Friday, July 30, 2010

Who is to Blame for the Famine in Niger?

There is currently a famine in the African country of Niger that threatens to kill millions of people, but as attention now spotlights the mounting disaster the question still remains, who is to blame for the lack of leadership surrounding food security in Niger and the Sahel region in general?

For starters we can point the finger directly at a hand full of African political leaders that have spent millions of dollars in public resources (financial and technical) on military affairs as part of a NATO-led "war on terror" in the Sahel at the expense of people's needs. In recent years, the militarization of Africa has diverted attention away from the most important on going war in the continent, the war against poverty. For all of the propaganda about the threat of Al-Qaeda to civilian lives in Africa, there has never been and can never be another force more lethal than hunger. The failure of Africa's political leadership to provide for the most basic necessities of people in a continent rich in oil and mineral resources is absolutely criminal. In the 21st century, with all of the numerous technological and scientific advancements available to humanity, it is ridiculous that millions of people can die from a lack of something as fundamental as food.

What is even worse, is that the African Union can mobilize thousands of troops to fight a civil war in Somalia, indiscriminately killing civilians, but Niger is forced to look toward the West to send food aid to those on the verge of starvation. If ever there were a time for real progressive leadership in Africa, now is it.

The U.S. Military Fights to Silence Opposition to the Afghanistan War

Protesters in Afghanistan burned SUV's and chanted "Death to America" after security armored vehicles of the US embassy crashed killing civilians. The public outcry against the United States after this accident shows that their presence there is not welcomed by most of the Afghan people even in the capital city of Kabul where they have the strongest base of support. Rather than confront the reality of an unpopular colonial-type occupation head-on, the U.S. military continues to cover-up their failures in Afghanistan in order to justify their continued occupation.

Secretary Robert Gates of the U.S. Defense Department for example condemned the release of thousands of documents that reveal the indiscriminate killing of Afghan civilians and the failure of the U.S-lead war effort to defeat the Taliban.
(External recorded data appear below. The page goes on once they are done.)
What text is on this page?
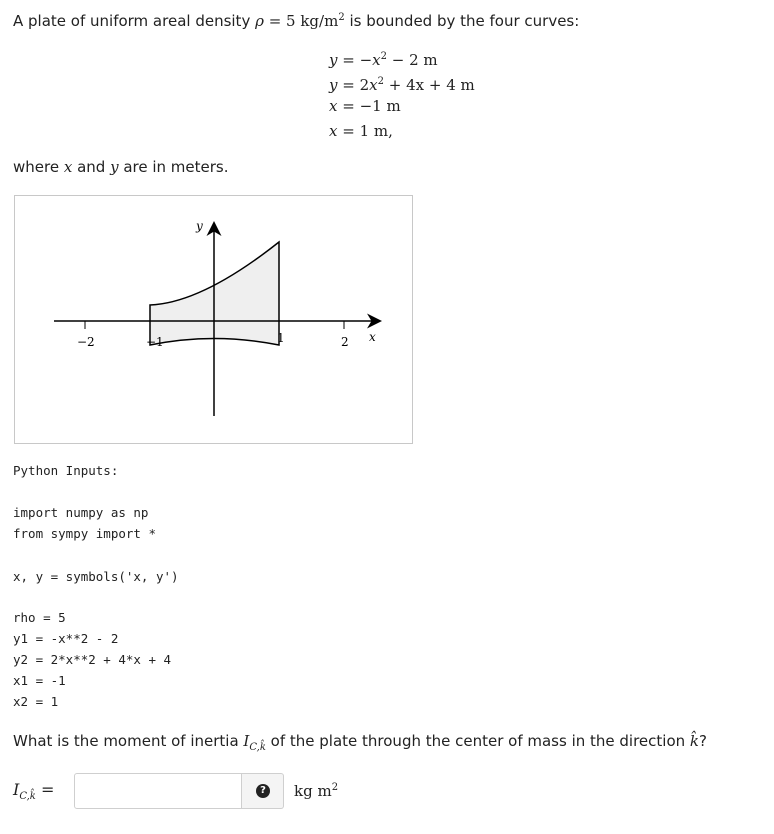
A plate of uniform areal density ρ = 5 $kg/m^2$ is bounded by the four curves:
$y = -x^2 - 2$ m
$y = 2x^2 + 4x + 4$ m
x = −1 m
x = 1 m,
where x and y are in meters.
−2	−1	1	2
y
x
Python Inputs:
import numpy as np
from sympy import *
x, y = symbols('x, y')
rho = 5
y1 = -x**2 - 2
y2 = 2*x**2 + 4*x + 4
x1 = -1
x2 = 1
What is the moment of inertia $I_{C,k̂}$ of the plate through the center of mass in the direction k̂?
$I_{C,k̂}$ =	? kg $m^2$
Hypocritically, Secretary Gates is criticizing the leak of information about the crimes of U.S. soldiers in Afghanistan rather than demanding an investigation of those who committed the crimes. He has also signaled that the documented evidence of U.S. crimes committed against civilians in Afghanistan will not in anyway change U.S. policy there."They do not, in my view, fundamentally call into question the efficacy of our current strategy in Afghanistan and its prospects for success.”

It is well known that Secretary Gates believes that public opposition in Europe and the United States to the occupation of Afghanistan is as dangerous to his mission there as the Taliban. He publicly stated his fear that the anti-war sentiment of Europeans could pressure European governments to back-down from the U.S.-lead wars in the Middle-East. This of course would be a positive development and signal of democracy if leaders responded to the public opposition of their citizens to endless war and occupation. But for the U.S. superpower democracy is not the goal. The Afghan war is an unpopular war at home as it is inside Afghanistan its self, but under the logic of empire voices of opposition are considered obsolete.

Thursday, July 29, 2010

AFRICOM & US Militarization in Africa: Radio Interview

Yesterday, I was part of an hour long discussion on WPFW radio in Washington D.C. with Emira Woods Co-Director, Foreign Policy In Focus, Institute for Policy Studies and coordinator of Trans-Africa Forum, Mwiza Munthal. We talked at length about current events in Africa related to the U.S. military Command in Africa (AFRICOM). For my part, I tried to emphasize the fact that there is an on going class struggle in Africa that we should be conscious of and support as we discuss militarization.